Taking this all into account, it made sense to split our core experience into three chronologically distinct segments; expectations, whether meaningful connection “peak” experience had been achieved, and the remembered experience. These three elements were combined with the NPS to constitute our “core” experience and constitute the third pillar of our CX Score.

The Customer Experience Score 

My mockup of the final score

My mockup of the final score

Having identified the important elements of the score, I mocked up what, in the future, it look like, but we still needed to ask the right questions in order to fill in the unknowns. Using our maps, we identified what we needed to be asking and when, and collected for each of these corresponding metrics (i.e. on-site membership signups to compare to meaningful connections) and also corresponding issues that needed to be addressed.
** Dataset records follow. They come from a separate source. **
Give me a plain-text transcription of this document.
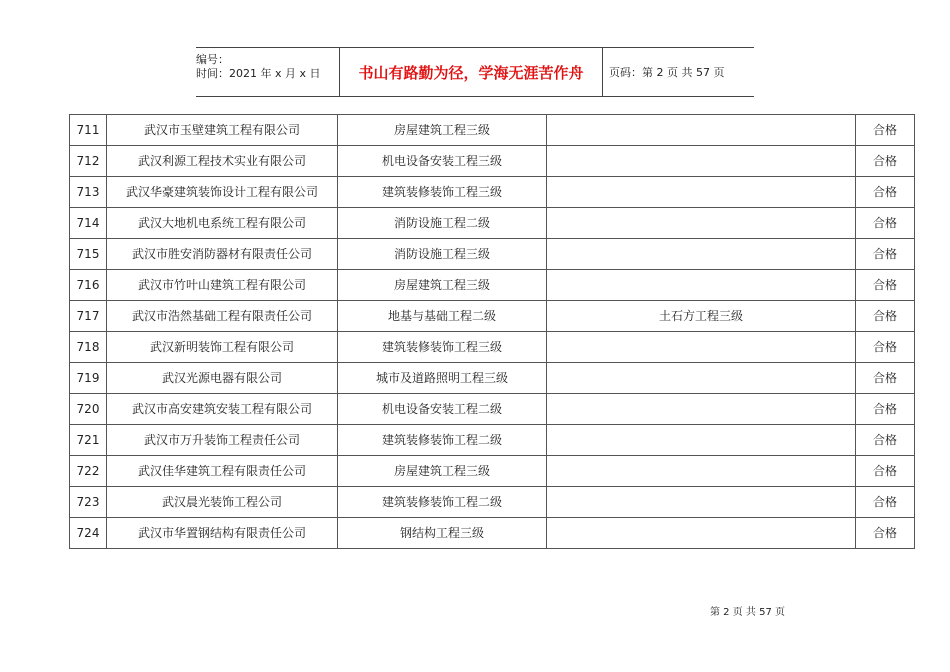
编号：
时间：2021 年 x 月 x 日	书山有路勤为径，学海无涯苦作舟	页码：第 2 页 共 57 页
711	武汉市玉壁建筑工程有限公司	房屋建筑工程三级		合格
712	武汉利源工程技术实业有限公司	机电设备安装工程三级		合格
713	武汉华豪建筑装饰设计工程有限公司	建筑装修装饰工程三级		合格
714	武汉大地机电系统工程有限公司	消防设施工程二级		合格
715	武汉市胜安消防器材有限责任公司	消防设施工程三级		合格
716	武汉市竹叶山建筑工程有限公司	房屋建筑工程三级		合格
717	武汉市浩然基础工程有限责任公司	地基与基础工程二级	土石方工程三级	合格
718	武汉新明装饰工程有限公司	建筑装修装饰工程三级		合格
719	武汉光源电器有限公司	城市及道路照明工程三级		合格
720	武汉市高安建筑安装工程有限公司	机电设备安装工程二级		合格
721	武汉市万升装饰工程责任公司	建筑装修装饰工程二级		合格
722	武汉佳华建筑工程有限责任公司	房屋建筑工程三级		合格
723	武汉晨光装饰工程公司	建筑装修装饰工程二级		合格
724	武汉市华置钢结构有限责任公司	钢结构工程三级		合格
第 2 页 共 57 页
We then needed to determine how important each of segments was to the total score, and so in order to find out these weightings, I asked customer service staff at IWM to carry out a card-sorting exercise to rank each element of the score in terms of importance. This then became the initial weightings of the score, from a customer perspective.


Outcome

On 3 January 2020, IWM London launched an incentivised on-site survey to collect the missing elements of the CX Score. This pilot project will run until March and will help both test the concept and set baseline metrics from which to develop. Also as of 2020, the IWM is engaged in an internal restructuring, and as part of this each museum will have a Head of Customer Experience, which will be gauged and incentivised using the new CX score. This will in time replace the current existing situation we uncovered, where different department have competing KPIs.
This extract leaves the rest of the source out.